1. The nature of this humiliation.
We may dismiss, as unworthy of serious notice, the views that it consisted essentially either in the union of the Logos with human nature,—for this union with human nature continues in the state of exaltation; or in the outward trials and privations of Christ's human life,—for this view casts reproach upon poverty, and ignores the power of the soul to rise superior to its outward circumstances.
E. G. Robinson, Christian Theology, 224—“The error of supposing it too humiliating to obey law was derived from the Roman treasury of merit and works of supererogation. Better was Frederick the Great's sentiment when his sturdy subject and neighbor, the miller, whose windmill he had attempted to remove, having beaten him in a lawsuit, the thwarted monarch exclaimed: ‘Thank God, there is law in Prussia!’ ”Palmer, Theological Definition, 79—“God reveals himself in the rock, vegetable, animal, man. Must not the process go on? Must there not appear in the fulness of time a man who will reveal God as perfectly as is possible in human conditions—a man who is God under the limitations of humanity? Such incarnation is humiliation only in the eyes of men. To Christ it is lifting up, exaltation, glory; John 12:32—‘And I, if I be lifted up from the earth, will draw all men unto myself.’ ” George Harris, Moral Evolution, 409—“The divinity of Christ is not obscured, but is more clearly seen, shining through his humanity.”
We may devote more attention to the
A. Theory of Thomasius, Delitzsch, and Crosby, that the humiliation consisted in the surrender of the relative divine attributes.
This theory holds that the Logos, although retaining his divine self-consciousness and his immanent attributes of holiness, love, and truth, surrendered his relative attributes of omniscience, omnipotence, and omnipresence, in order to take to himself veritable human nature. According to this view, there are, indeed, two natures in Christ, but neither of these natures is infinite. Thomasius and Delitzsch are the chief advocates of this theory in Germany. Dr. Howard Crosby has maintained a similar view in America.

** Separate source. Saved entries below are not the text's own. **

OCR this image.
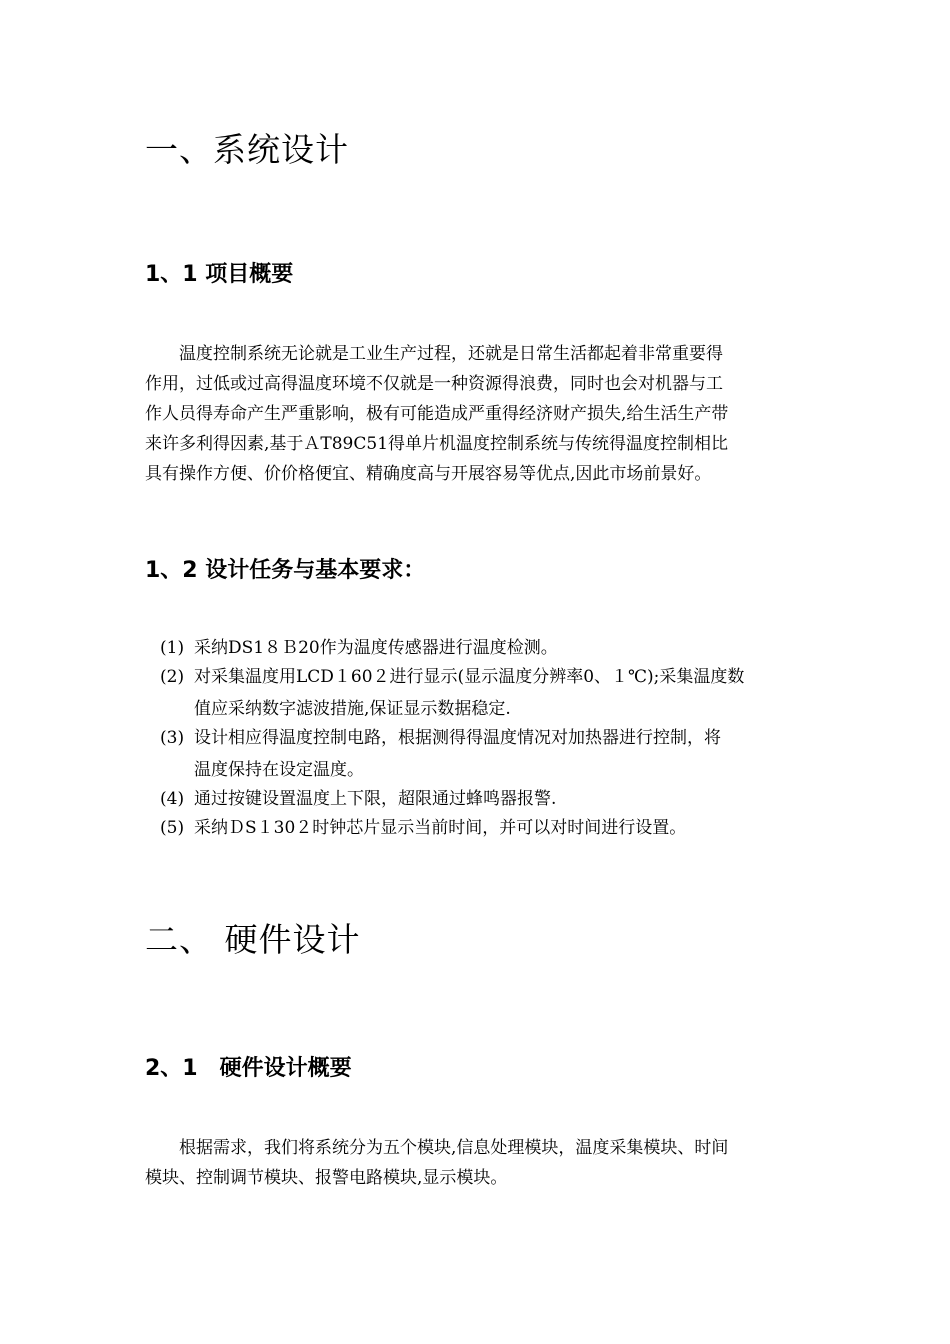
一、系统设计
1、1 项目概要
　　温度控制系统无论就是工业生产过程，还就是日常生活都起着非常重要得
作用，过低或过高得温度环境不仅就是一种资源得浪费，同时也会对机器与工
作人员得寿命产生严重影响，极有可能造成严重得经济财产损失,给生活生产带
来许多利得因素,基于ＡT89C51得单片机温度控制系统与传统得温度控制相比
具有操作方便、价价格便宜、精确度高与开展容易等优点,因此市场前景好。
1、2 设计任务与基本要求：
(1) 采纳DS1８Ｂ20作为温度传感器进行温度检测。
(2) 对采集温度用LCD１60２进行显示(显示温度分辨率0、１℃);采集温度数
值应采纳数字滤波措施,保证显示数据稳定.
(3) 设计相应得温度控制电路，根据测得得温度情况对加热器进行控制，将
温度保持在设定温度。
(4) 通过按键设置温度上下限，超限通过蜂鸣器报警.
(5) 采纳ＤS１30２时钟芯片显示当前时间，并可以对时间进行设置。
二、 硬件设计
2、1　硬件设计概要
　　根据需求，我们将系统分为五个模块,信息处理模块，温度采集模块、时间
模块、控制调节模块、报警电路模块,显示模块。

The theory of Thomasius, Delitzsch, and Crosby has been, though improperly, called the theory of the Kenosis (from ἐκένωσεν—“emptied himself”—in Phil. 2:7), and its advocates are often called Kenotic theologians. There is a Kenosis of the Logos, but it is of a different sort from that which this theory supposes. For statements of this theory, see Thomasius, Christi Person und Werk, 2:233-255, 542-550; Delitzsch, Biblische Psychologie, 323-333; Howard Crosby, in Bap. Quar., 1870:350-363—a discourse subsequently published in a separate volume, with the title: The True Humanity of Christ, and reviewed by Shedd, in Presb. Rev., April, 1881:429-431. Crosby emphasizes the word “became,” in John 1:14—“and the Word became flesh”—and gives the Word “flesh” the sense of “man,” or “human.” Crosby, then, should logically deny, though he does not deny, that Christ's body was derived from the Virgin.